Dementia cases in HARMONY and baseline examination of KP (1987–1989) and SNAC-K (2001–2004) were considered as prevalent cases. Incident cases were identified using follow-up examinations for KP (1991–1998) and SNAC-K (2004–2010), and the entire follow-up time for SATSA, OCTO-twin, and GENDER. Cases identified as prevalent were analyzed for ability to detect cases, and incident cases were separately analyzed for time of onset to detection.

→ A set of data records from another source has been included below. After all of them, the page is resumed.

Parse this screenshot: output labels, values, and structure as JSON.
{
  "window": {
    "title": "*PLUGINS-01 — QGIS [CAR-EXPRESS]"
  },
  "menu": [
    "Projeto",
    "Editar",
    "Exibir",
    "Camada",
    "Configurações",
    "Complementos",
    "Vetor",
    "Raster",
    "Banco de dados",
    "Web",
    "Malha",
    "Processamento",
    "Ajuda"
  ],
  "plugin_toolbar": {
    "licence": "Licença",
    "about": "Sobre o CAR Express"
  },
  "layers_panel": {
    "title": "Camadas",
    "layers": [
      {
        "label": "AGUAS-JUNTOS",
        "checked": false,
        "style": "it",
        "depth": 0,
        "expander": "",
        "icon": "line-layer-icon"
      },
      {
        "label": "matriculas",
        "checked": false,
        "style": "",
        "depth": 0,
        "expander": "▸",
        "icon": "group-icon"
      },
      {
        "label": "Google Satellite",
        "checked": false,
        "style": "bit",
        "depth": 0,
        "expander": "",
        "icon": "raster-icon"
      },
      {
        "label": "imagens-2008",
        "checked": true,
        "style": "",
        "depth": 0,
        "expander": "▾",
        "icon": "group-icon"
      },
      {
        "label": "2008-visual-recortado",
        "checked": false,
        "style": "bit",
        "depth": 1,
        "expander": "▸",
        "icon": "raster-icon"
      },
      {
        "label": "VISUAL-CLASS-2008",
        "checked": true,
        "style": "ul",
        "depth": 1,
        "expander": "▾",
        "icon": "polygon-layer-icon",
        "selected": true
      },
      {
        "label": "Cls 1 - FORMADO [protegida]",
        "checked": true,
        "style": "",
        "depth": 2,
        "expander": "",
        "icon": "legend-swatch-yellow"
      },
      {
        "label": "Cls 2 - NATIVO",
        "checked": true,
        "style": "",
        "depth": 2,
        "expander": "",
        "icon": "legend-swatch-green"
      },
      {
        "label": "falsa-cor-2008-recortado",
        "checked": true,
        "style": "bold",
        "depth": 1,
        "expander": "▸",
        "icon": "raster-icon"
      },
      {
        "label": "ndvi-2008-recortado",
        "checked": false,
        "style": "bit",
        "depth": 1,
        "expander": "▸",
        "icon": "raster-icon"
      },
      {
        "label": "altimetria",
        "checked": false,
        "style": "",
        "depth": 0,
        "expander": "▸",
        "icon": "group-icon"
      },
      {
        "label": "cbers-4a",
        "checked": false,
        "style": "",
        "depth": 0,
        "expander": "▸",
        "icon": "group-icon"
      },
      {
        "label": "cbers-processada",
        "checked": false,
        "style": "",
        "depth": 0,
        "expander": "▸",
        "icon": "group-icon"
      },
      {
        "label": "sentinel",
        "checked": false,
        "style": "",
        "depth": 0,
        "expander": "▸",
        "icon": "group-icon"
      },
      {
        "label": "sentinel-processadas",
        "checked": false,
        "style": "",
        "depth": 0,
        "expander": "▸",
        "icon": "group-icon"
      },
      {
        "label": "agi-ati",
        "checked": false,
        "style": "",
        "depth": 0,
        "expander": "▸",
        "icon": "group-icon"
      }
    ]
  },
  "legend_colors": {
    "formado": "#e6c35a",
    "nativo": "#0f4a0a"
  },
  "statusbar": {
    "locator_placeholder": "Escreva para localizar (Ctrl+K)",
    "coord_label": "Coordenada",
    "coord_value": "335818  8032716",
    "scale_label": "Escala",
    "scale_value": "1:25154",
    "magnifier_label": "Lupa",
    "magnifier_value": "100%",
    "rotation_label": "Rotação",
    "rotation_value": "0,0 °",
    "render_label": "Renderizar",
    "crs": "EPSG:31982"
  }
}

The ability of the registers to detect dementia cases was determined by sensitivity, calculated as the number of demented individuals identified in the registers divided by the number of dementia cases identified in the population-based studies. The ability of the register to detect non-cases was determined by specificity, computed as the number of non-demented individuals identified in the registers divided by the number of non-demented individuals identified in the population-based studies. In addition, we have estimated the probability of positive register-based cases being confirmed by the population-based studies, the positive predictive value (PPV), given by the number of dementia cases identified in the population-based studies divided by the dementia cases recorded in the registers. Clopper-Pearson exact confidence limits for proportions [21] were used to construct 95% confidence intervals (CI) for the estimates.

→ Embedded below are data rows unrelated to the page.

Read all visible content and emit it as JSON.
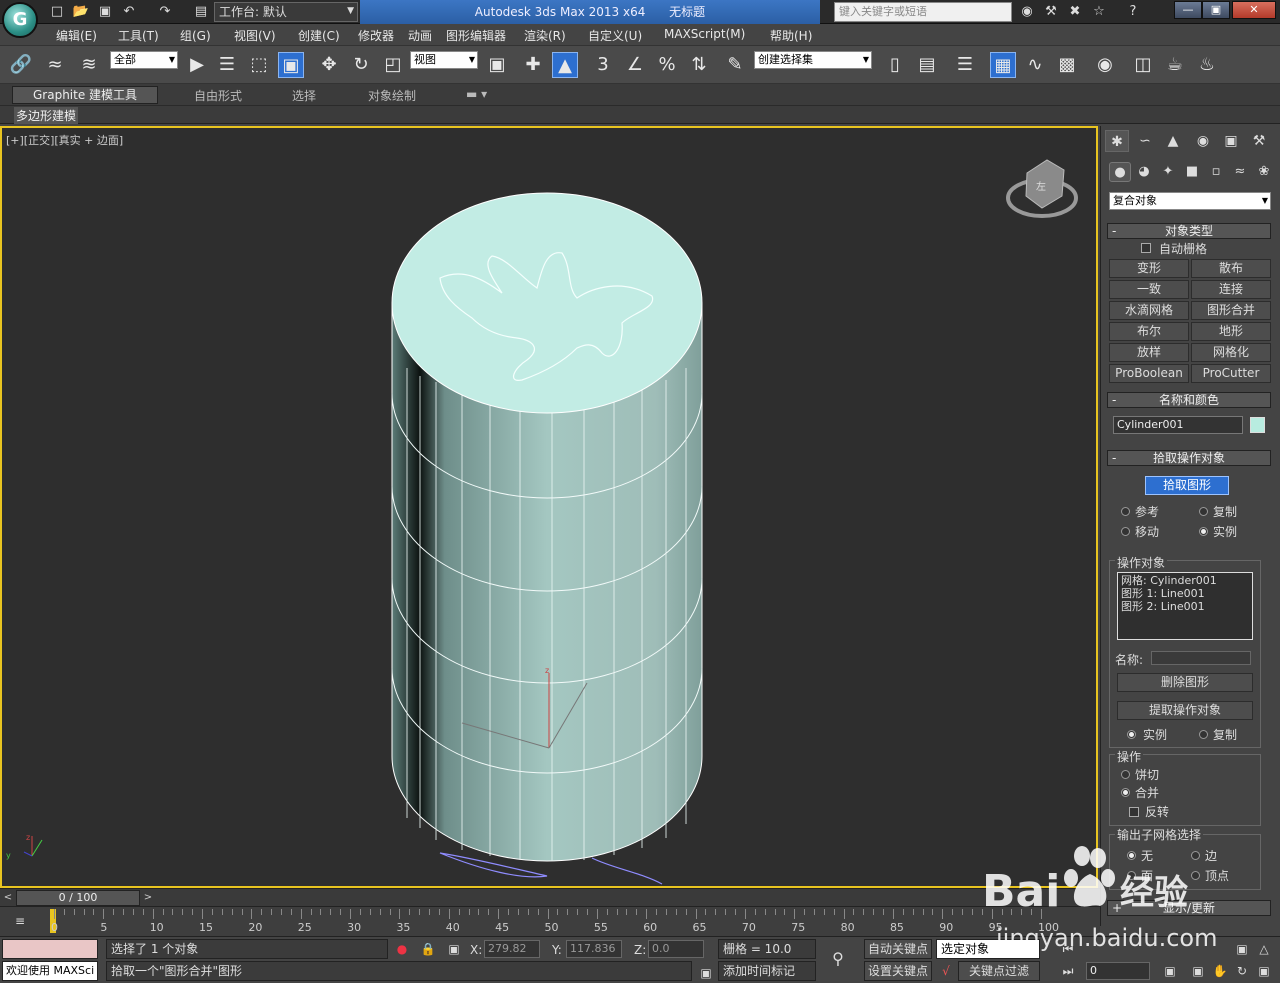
{
  "titlebar": {
    "workspace": "工作台: 默认",
    "app_title": "Autodesk 3ds Max  2013 x64",
    "doc_title": "无标题",
    "search_placeholder": "键入关键字或短语"
  },
  "menu": [
    "编辑(E)",
    "工具(T)",
    "组(G)",
    "视图(V)",
    "创建(C)",
    "修改器",
    "动画",
    "图形编辑器",
    "渲染(R)",
    "自定义(U)",
    "MAXScript(M)",
    "帮助(H)"
  ],
  "toolbar": {
    "selection_filter": "全部",
    "ref_coord": "视图",
    "named_selection": "创建选择集",
    "snap_3d": "3"
  },
  "ribbon": {
    "tabs": [
      "Graphite 建模工具",
      "自由形式",
      "选择",
      "对象绘制"
    ],
    "subtab": "多边形建模"
  },
  "viewport": {
    "label": "[+][正交][真实 + 边面]",
    "cube_label": "左"
  },
  "command_panel": {
    "category": "复合对象",
    "object_type": {
      "title": "对象类型",
      "auto_grid": "自动栅格",
      "buttons": [
        "变形",
        "散布",
        "一致",
        "连接",
        "水滴网格",
        "图形合并",
        "布尔",
        "地形",
        "放样",
        "网格化",
        "ProBoolean",
        "ProCutter"
      ]
    },
    "name_color": {
      "title": "名称和颜色",
      "object_name": "Cylinder001",
      "color": "#b8ece0"
    },
    "pick_operand": {
      "title": "拾取操作对象",
      "pick_button": "拾取图形",
      "options": [
        "参考",
        "复制",
        "移动",
        "实例"
      ],
      "selected": "实例"
    },
    "operands": {
      "title": "操作对象",
      "items": [
        "网格: Cylinder001",
        "图形 1: Line001",
        "图形 2: Line001"
      ],
      "name_label": "名称:",
      "delete_button": "删除图形",
      "extract_button": "提取操作对象",
      "instance_label": "实例",
      "copy_label": "复制"
    },
    "operation": {
      "title": "操作",
      "options": [
        "饼切",
        "合并"
      ],
      "selected": "合并",
      "invert_label": "反转"
    },
    "output_subselect": {
      "title": "输出子网格选择",
      "options": [
        "无",
        "边",
        "面",
        "顶点"
      ],
      "selected": "无"
    },
    "update_label": "显示/更新"
  },
  "timeline": {
    "slider_text": "0 / 100",
    "ticks": [
      "0",
      "5",
      "10",
      "15",
      "20",
      "25",
      "30",
      "35",
      "40",
      "45",
      "50",
      "55",
      "60",
      "65",
      "70",
      "75",
      "80",
      "85",
      "90",
      "95",
      "100"
    ]
  },
  "status": {
    "welcome": "欢迎使用 MAXSci",
    "selection_info": "选择了 1 个对象",
    "prompt": "拾取一个\"图形合并\"图形",
    "x_label": "X:",
    "x_value": "279.82",
    "y_label": "Y:",
    "y_value": "117.836",
    "z_label": "Z:",
    "z_value": "0.0",
    "grid": "栅格 = 10.0",
    "add_time_tag": "添加时间标记",
    "auto_key": "自动关键点",
    "set_key": "设置关键点",
    "key_mode": "选定对象",
    "key_filters": "关键点过滤器...",
    "frame": "0"
  },
  "watermark": {
    "brand": "Bai",
    "brand_cn": "经验",
    "url": "jingyan.baidu.com"
  }
}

For the NPR, the sensitivity was estimated for register-based diagnoses between 1964 and the last available follow-up from the register, which was in 2000 for KP, and in 2012 for SNAC-K and the National Swedish samples. The specificity and PPV for the NPR were estimated for register-based diagnoses between 1964 and the cognitive screening date for each participant. To determine true positive and false positive cases in an unbiased way, the date of cognitive screening was used as the date on which the register diagnosis was determined to be true or false. The sensitivity of the CDR was estimated among deaths occurring between the last cognitive screening and the last available follow-up from the register in 2008 for KP, 2011 for SNAC-K, and 2012 for the National Swedish samples. Specificity and PPV for the CDR were estimated among study participants who died within one year from the last cognitive screening in order to limit possible misclassification due to non-dementia cases developing dementia between screening and death.

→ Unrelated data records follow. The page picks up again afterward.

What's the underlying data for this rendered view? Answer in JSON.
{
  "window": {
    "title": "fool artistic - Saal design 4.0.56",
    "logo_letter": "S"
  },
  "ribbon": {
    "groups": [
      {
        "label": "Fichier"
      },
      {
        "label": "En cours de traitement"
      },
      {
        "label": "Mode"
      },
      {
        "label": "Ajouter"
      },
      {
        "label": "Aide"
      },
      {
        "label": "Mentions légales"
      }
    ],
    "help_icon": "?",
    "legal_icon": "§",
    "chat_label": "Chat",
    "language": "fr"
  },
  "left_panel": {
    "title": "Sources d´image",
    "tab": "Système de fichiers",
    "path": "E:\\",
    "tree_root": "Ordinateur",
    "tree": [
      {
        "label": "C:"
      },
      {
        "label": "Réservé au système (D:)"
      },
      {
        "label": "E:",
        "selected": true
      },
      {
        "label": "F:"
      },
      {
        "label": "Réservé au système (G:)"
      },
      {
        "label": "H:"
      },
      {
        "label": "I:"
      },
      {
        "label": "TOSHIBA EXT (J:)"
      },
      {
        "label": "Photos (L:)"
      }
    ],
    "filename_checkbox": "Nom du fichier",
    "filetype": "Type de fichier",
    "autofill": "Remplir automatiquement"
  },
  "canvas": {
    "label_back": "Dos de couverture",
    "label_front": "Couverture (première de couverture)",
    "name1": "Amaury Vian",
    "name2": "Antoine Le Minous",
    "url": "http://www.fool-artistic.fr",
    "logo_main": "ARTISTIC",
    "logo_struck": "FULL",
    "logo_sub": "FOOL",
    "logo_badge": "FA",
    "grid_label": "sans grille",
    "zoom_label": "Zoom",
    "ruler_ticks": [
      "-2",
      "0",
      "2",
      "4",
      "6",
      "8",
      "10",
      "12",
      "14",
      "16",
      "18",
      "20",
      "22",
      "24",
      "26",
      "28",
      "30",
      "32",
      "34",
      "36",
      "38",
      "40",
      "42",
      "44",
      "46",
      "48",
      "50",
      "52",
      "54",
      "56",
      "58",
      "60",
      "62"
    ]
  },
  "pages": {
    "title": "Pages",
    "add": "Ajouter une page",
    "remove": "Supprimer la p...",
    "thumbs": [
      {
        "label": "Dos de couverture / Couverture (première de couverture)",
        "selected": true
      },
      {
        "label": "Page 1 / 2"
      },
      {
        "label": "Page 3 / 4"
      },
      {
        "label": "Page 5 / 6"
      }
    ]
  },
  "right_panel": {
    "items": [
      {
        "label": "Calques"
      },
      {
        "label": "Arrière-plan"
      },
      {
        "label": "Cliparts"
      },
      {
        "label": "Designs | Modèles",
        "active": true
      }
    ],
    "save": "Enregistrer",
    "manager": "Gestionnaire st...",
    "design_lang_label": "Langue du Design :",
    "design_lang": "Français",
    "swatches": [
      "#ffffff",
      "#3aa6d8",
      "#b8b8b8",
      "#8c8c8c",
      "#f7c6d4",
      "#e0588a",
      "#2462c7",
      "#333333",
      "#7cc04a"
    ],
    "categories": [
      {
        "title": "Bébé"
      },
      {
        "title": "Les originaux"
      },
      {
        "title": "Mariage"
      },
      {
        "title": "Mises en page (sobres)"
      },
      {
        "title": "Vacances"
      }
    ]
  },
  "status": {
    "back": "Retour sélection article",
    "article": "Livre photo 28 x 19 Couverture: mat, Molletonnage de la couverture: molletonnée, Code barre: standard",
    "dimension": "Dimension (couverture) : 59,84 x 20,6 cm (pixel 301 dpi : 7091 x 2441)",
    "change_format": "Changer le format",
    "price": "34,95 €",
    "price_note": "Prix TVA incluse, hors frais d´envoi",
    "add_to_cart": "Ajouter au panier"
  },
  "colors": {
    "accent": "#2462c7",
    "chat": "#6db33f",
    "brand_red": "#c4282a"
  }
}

Incident dementia cases were followed from the year of diagnosis of dementia until first hospitalization with a reported dementia diagnosis (first detection in NPR), last available date in NPR, or date of death, whichever came first. Using Laplace regression, we evaluated the time to detection of dementia cases in NPR. The time to detection for patients with a dementia diagnosis in the NPR that preceded the dementia diagnosis in the population-based studies was considered as zero (n = 69). Using the Laplace regression, we examined whether sex, age at diagnosis, and educational attainment of the dementia cases affected the time to detection. Age at diagnosis and educational attainment were evaluated as binary variables. The cut-off for the age at diagnosis was chosen as the median value (85 years), the cut-off for educational attainment was chosen as compulsory school versus any higher education.

Statistical analyses were performed using Stata 14.2 (StataCorp, College Station, Texas).